Shannon also got the chance to work with her long-time friend and inspiration (and fellow Fargo native) Jonny Lang, four years her elder. Lang co-wrote the bold “Love Me Like That,” and plays guitar on 3 songs on the album. Shannon has enjoyed following his progress up the charts. “We wound up going to one of his concerts once, bought his CD, bought all his posters and hung them up on the wall. I was just mesmerized by him.”
With the release of “Loud Guitars, Big Suspicions,” Shannon can finally take Lang off that pedestal. Now she can take her place alongside him in the growing list of young artists who are rejecting the heavily produced, videocentric fluff being made by many teen groups these days, in favor of music with a classic sound and a respect for the history of rock, blues, and R&B.
Shannon describes herself as a “natural ham” who was always putting on shows for her parents and her friends. She made her stage debut singing at a local talent show at age 7, and by age 10 was singing in local coffeehouses. Treated to guitar lessons by her grandmother, Shannon took to the instrument obsessively and practiced for hours on end. At the Fargo Blues Festival, she met and jammed with blues-rock virtuoso Jeff Healey. “I played with him on his bus for several hours, and then told my mom and dad, ‘Uh, I want to start a band, okay?’”

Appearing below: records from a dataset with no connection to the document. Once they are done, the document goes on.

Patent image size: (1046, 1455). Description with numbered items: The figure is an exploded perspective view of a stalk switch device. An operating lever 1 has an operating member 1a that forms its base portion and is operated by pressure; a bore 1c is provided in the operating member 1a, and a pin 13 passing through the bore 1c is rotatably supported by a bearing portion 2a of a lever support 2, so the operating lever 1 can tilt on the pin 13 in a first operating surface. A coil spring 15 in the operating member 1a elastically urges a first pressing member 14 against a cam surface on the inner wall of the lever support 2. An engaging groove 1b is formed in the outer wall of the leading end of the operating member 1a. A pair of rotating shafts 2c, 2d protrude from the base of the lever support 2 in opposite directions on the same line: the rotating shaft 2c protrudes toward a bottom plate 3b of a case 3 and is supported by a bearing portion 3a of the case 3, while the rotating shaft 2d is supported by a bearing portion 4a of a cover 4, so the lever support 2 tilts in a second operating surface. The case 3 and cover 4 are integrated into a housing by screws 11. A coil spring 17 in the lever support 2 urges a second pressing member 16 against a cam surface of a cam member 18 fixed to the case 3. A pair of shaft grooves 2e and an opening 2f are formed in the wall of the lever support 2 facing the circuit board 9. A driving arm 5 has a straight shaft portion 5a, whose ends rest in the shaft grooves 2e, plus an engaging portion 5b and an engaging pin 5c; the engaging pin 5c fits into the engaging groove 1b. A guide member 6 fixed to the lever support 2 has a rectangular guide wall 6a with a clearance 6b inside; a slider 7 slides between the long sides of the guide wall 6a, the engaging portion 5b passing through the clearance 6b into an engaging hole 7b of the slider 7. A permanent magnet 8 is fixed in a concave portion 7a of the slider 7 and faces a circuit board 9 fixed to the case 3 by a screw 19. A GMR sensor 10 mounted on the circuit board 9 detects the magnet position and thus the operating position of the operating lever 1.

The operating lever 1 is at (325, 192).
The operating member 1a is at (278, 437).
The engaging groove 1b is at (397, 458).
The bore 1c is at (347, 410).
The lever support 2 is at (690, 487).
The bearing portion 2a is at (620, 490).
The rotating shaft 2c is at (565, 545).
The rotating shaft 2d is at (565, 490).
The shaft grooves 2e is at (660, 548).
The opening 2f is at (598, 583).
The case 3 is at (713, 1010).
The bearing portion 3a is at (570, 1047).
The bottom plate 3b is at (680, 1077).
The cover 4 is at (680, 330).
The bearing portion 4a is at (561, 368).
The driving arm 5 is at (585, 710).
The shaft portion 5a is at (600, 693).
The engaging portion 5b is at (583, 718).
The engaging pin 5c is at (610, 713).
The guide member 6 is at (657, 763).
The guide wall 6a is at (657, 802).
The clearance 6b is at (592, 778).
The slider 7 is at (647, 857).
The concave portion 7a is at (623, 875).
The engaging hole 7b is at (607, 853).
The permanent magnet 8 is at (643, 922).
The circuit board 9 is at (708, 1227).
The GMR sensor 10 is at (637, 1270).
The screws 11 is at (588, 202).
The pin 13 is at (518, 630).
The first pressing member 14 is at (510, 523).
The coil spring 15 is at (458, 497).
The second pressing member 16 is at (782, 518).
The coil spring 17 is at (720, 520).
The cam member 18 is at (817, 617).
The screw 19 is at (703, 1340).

She did just that and became such a regional hit that a move to Minneapolis was necessary. It helped her secure wider access to gigs as well as the indie release of “Loud Guitars, Big Suspicions.” Shannon’s dad, an engineer for the Burlington Northern Railroad, secured a transfer. “My mom,” Shannon says with a prideful laugh, “works for me.”
Through it all, Shannon has retained a hold on what most of us would think of as a normal life. She’s been home-schooled, but says she lobbied for that long before her career took off. “I always thought they wasted a lot of time in school, where you finish your assignment in 10 minutes and then have to sit there for another half hour,” she says. “At home, I can get a day’s work done in four to six hours. I love home schooling, so I continue to go right through the summers. I’m guessing I’ll graduate a year, maybe two years early.”
Despite her knowing lyrics, which detail adult relationships with startling clarity, Shannon has yet to begin dating. “I can’t until I’m sixteen,” she says. “Then my parents say they’ll consider it. What’ll probably happen is that, if they like the boy, they’ll say okay, you’re mature enough, and then a week later they’ll change their minds. I don’t really care right now. I have other things to do.”
That she does. Shannon spends hours on her laptop computer, which she describes as her lifeline to family and friends while she’s on the road. While she continues to pursue her music, she figures the rest of life will work itself out. “What’s more fun than this?” she says. “This is what I want to do with my life. It’s cool being young and knowing what you want in life. I still have time to go to college if I want. I love every part of this – traveling, meeting people, and playing music, of course. Just as long as I’m playing music, I’m happy.”